An opportunity for me to not hijack the conversation! You brought up for-profit boards! OK, a pet peeve.
They don't seem to suffer any consequences, and yet they really should. Let's look at Yahoo [1]. This is not just a story of Yahoo losing a technology race. It's a story of an incompetent board. The race was already over in 2008:
> Yahoo had a chance to sell for $44.6 billion in early 2008, when Microsoft made an unsolicited offer.
They turned it down. 8 years later:
> Today, Verizon said it is buying Yahoo’s core businesses for $4.83 billion.
So, instead of taking 44 billion when it was offered, they ran it down to less than 5.
Comparing Microsoft's offer to Verizon's is a smidge unfair, because Verizon didn't buy the whole shebang. I'm having trouble figuring out the numbers, but the Yahoo Japan and Alibaba holdings were worth several billion and proceeds from their sales were distributed to shareholders.

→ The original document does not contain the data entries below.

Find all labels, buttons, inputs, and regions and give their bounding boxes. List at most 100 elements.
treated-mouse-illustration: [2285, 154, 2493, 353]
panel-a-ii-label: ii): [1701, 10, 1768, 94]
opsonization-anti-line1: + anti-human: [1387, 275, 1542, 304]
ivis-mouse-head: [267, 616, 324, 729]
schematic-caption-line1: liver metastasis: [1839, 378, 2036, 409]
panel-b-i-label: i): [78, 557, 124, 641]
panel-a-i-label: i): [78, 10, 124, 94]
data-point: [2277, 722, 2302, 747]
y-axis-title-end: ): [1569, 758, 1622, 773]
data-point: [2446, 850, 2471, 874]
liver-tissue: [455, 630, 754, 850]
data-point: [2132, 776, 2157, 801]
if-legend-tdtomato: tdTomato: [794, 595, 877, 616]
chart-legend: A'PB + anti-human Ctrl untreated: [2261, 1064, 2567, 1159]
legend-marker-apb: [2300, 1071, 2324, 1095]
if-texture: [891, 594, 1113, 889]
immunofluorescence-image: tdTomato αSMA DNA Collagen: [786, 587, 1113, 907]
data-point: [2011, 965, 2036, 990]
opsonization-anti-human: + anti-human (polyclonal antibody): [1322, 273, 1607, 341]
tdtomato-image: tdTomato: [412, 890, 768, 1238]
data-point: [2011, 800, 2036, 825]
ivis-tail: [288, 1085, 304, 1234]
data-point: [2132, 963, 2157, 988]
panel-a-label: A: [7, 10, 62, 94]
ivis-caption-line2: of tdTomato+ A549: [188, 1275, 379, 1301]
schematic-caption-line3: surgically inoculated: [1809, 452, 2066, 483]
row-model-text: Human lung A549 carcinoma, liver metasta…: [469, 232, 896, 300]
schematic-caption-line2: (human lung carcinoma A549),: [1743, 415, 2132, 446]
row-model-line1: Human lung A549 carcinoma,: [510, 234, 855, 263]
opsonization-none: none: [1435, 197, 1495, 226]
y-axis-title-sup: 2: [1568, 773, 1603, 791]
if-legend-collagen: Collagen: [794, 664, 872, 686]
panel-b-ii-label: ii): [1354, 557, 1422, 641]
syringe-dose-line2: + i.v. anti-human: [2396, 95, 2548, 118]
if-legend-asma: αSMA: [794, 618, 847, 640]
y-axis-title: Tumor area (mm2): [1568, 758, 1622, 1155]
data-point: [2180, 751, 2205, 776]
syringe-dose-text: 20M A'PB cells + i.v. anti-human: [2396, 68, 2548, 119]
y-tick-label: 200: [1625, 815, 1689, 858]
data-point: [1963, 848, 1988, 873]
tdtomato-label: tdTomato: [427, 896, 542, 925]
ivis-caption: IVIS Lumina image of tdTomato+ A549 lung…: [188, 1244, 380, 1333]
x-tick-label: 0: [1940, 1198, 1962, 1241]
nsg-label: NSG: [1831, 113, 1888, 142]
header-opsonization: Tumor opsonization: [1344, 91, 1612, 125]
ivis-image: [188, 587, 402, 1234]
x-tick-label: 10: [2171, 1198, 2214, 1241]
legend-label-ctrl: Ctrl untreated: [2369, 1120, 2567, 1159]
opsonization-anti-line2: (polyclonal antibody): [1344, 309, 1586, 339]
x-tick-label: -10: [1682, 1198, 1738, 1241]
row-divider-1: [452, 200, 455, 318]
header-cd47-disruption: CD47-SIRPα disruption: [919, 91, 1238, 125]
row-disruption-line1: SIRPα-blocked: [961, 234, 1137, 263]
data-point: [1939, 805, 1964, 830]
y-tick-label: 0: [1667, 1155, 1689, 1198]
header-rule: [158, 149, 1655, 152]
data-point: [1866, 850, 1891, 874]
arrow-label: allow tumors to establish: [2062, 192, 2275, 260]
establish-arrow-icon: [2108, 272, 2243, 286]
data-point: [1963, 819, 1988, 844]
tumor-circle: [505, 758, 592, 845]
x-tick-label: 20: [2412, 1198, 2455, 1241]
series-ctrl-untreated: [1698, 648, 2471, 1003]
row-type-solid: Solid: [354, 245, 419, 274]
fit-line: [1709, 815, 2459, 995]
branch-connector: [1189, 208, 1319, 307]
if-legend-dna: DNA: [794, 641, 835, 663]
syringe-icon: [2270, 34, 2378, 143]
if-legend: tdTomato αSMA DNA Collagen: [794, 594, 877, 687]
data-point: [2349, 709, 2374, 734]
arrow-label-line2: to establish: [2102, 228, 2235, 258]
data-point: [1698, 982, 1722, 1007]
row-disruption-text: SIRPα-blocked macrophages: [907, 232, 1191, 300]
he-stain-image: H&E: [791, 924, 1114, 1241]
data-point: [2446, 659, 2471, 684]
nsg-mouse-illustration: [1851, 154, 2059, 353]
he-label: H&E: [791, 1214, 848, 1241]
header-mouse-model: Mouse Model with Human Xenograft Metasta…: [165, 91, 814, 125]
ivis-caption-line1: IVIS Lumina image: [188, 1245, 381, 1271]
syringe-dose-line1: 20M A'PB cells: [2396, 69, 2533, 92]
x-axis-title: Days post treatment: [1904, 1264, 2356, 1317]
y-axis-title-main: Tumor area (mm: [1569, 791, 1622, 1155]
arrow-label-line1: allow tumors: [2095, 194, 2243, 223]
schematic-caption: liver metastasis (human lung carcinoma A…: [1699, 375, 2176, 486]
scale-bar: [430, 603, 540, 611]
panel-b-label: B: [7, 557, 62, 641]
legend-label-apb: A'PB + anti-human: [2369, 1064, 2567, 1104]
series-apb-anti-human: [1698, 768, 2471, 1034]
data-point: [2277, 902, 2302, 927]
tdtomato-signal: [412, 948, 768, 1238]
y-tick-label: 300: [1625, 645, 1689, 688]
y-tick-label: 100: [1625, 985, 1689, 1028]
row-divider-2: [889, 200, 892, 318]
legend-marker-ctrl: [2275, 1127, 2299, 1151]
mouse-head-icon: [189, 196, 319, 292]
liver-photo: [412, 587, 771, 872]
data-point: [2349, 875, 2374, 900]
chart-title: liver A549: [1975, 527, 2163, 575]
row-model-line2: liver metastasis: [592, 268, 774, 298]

Of course, I'm personally sad Microsoft didn't buy Yahoo, because I was sure I'd get a free Xbox if they did. OTOH, I think Microsoft would have been a poor host for Yahoo, and there were a few more good years left. Of course, the Microsoft searh deal went rather poorly. I left in October 2011, for many reasons, but not selling out to Microsoft wasn't one.
> If a for profit compaby goes belly up, do the board members suffer any real consequences, apart from perhaps not being invited into other boards?
Funniest shit I've heard all week. Once you get above a certain level (C-suite or board level), you only get in trouble in very specific circumstances. Most of the time on for profit boards you get paid to sit on your ass and meet in emergencies or annually or quarterly.
Another example, harder to pin down, is Hewlett-Packard from pre-Fiorina on. Since they're now three different companies, it would be an exercise to compute valuations (anyone?), but for me the real loss is the HP culture, or "the HP Way" if you will.
HP used to be a proud, if boring, company, the flagship of the Valley. Their people were great to work with. They were ethical. You could spend your whole career there and many people did.
Then they had Fiorina, the diva and drama queen, and then Mark Hurd and more mergers and would-be mergers than you can shake a stick at. There was a public shareholders' meeting at Flint Center because interest was so high. Where was the Board in all this?
The boards for small nonprofts vs large nonprofits are very different.
Getting on a board in the small-nonprofit world is all about sufficient interest, dedication, and somewhat on a willingness to give. In my experience, most small-to-midsize nonprofits are willing to take about anyone who demonstrates dedication to both the cause and organization in the form of sufficient volunteer time and willingness to do what is needed to advance the cause. The people running the show get to know you, and eventually invite you in.
But getting on a board in the for-profit world is all about who you know and the contacts you bring. In a lot of ways this is very similar to the large, well-funded, well-staffed non-profits, where they don't really want your expertise, but do want your money and your contact list.
As far as consequences if things fail: your donors will likely hate you.
If a for profit compaby goes belly up, do the board members suffer any real consequences, apart from perhaps not being invited into other boards?